July 19, 2013
New technical issues are emerging for NASA’s James Webb Space Telescope (JWST) that have eaten up much of the management reserve on the program’s crucial instrument suite as it prepares for its scheduled October 2018 launch on an Ariane 5 ECA rocket.
For more than a decade NASA’s most expensive science mission suffered cost growth and schedule delays due to poor management and inadequate budgets.
But until recently, technical progress on the enormous space observatory appeared sound.
Since the project was rebaselined in 2011, however, NASA has been grappling with delayed delivery of two primary instruments, looking at ways to reduce mass on the spacecraft bus and addressing technical problems with key subsystems, one of which required the addition of a third round of lengthy cryo-vacuum testing to the Integrated Science Instrument Module (ISIM).
Combined, these problems have cost 18 of 26 months of schedule reserve on the ISIM, the heart of the telescope that houses JWST’s four instruments, which are designed to detect light from distant stars and galaxies, and planets orbiting other stars.
One of the late instruments is the Near-infrared Spectrograph (NIRSpec), a 200-kg (440-lb.) spectrometer designed to observe up to 100 celestial bodies simultaneously at various spectral resolutions that is being supplied by the European Space Agency (ESA) and built by Astrium GmBH of Ottobrun, Germany.
According to ESA, NIRSpec was found in July 2011 to have three cracks in the part that holds the optics components for the instrument.

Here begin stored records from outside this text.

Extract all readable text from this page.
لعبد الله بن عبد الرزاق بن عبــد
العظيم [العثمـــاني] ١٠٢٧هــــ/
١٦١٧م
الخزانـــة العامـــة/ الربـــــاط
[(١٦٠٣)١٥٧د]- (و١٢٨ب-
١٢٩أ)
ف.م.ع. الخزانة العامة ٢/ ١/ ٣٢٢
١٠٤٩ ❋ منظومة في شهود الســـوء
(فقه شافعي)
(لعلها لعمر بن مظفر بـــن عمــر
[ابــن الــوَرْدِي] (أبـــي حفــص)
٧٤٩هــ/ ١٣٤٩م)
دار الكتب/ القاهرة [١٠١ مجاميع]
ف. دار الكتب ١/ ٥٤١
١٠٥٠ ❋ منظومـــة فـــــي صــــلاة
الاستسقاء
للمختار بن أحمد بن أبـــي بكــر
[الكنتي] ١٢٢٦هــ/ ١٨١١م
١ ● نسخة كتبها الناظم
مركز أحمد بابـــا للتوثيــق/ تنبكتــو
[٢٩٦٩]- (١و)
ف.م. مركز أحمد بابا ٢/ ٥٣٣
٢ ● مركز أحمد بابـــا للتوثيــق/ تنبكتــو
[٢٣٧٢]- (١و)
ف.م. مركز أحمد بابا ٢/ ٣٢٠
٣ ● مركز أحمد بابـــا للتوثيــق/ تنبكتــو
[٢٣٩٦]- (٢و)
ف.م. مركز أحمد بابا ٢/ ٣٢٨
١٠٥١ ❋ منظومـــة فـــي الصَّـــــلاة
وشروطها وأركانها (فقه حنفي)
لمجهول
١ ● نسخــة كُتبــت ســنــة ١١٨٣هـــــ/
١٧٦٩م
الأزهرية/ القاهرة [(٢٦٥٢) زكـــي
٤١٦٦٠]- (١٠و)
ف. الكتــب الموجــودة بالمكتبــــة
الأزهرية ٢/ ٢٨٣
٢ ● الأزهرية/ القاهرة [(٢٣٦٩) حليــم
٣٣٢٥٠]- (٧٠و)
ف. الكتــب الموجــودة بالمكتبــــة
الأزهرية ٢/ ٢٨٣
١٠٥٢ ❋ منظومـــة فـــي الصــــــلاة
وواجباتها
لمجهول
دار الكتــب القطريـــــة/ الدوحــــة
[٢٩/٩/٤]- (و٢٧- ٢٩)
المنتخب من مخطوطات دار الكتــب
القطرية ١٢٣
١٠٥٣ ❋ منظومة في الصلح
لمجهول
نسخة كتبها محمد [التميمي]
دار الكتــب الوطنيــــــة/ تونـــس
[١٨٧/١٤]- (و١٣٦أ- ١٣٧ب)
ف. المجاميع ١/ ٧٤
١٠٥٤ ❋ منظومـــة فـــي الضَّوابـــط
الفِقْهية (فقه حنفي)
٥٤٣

A failure review board was held in January 2012, and ESA had to reassemble the instrument using a flight spare optical bench.
ESA’s rework of NIRSpec will not be completed in time for ISIM’s first cryo-vacuum test, which gets under way in August. But the agency says NIRSpec is now reassembled and has passed the first cryo performance and vibration tests, with a final cryo test now under way. Shipment to NASA is planned for mid-September, more than one year late but in time to incorporate NIRSpec into ISIM’s third round of cryo-vacuum tests in 2015.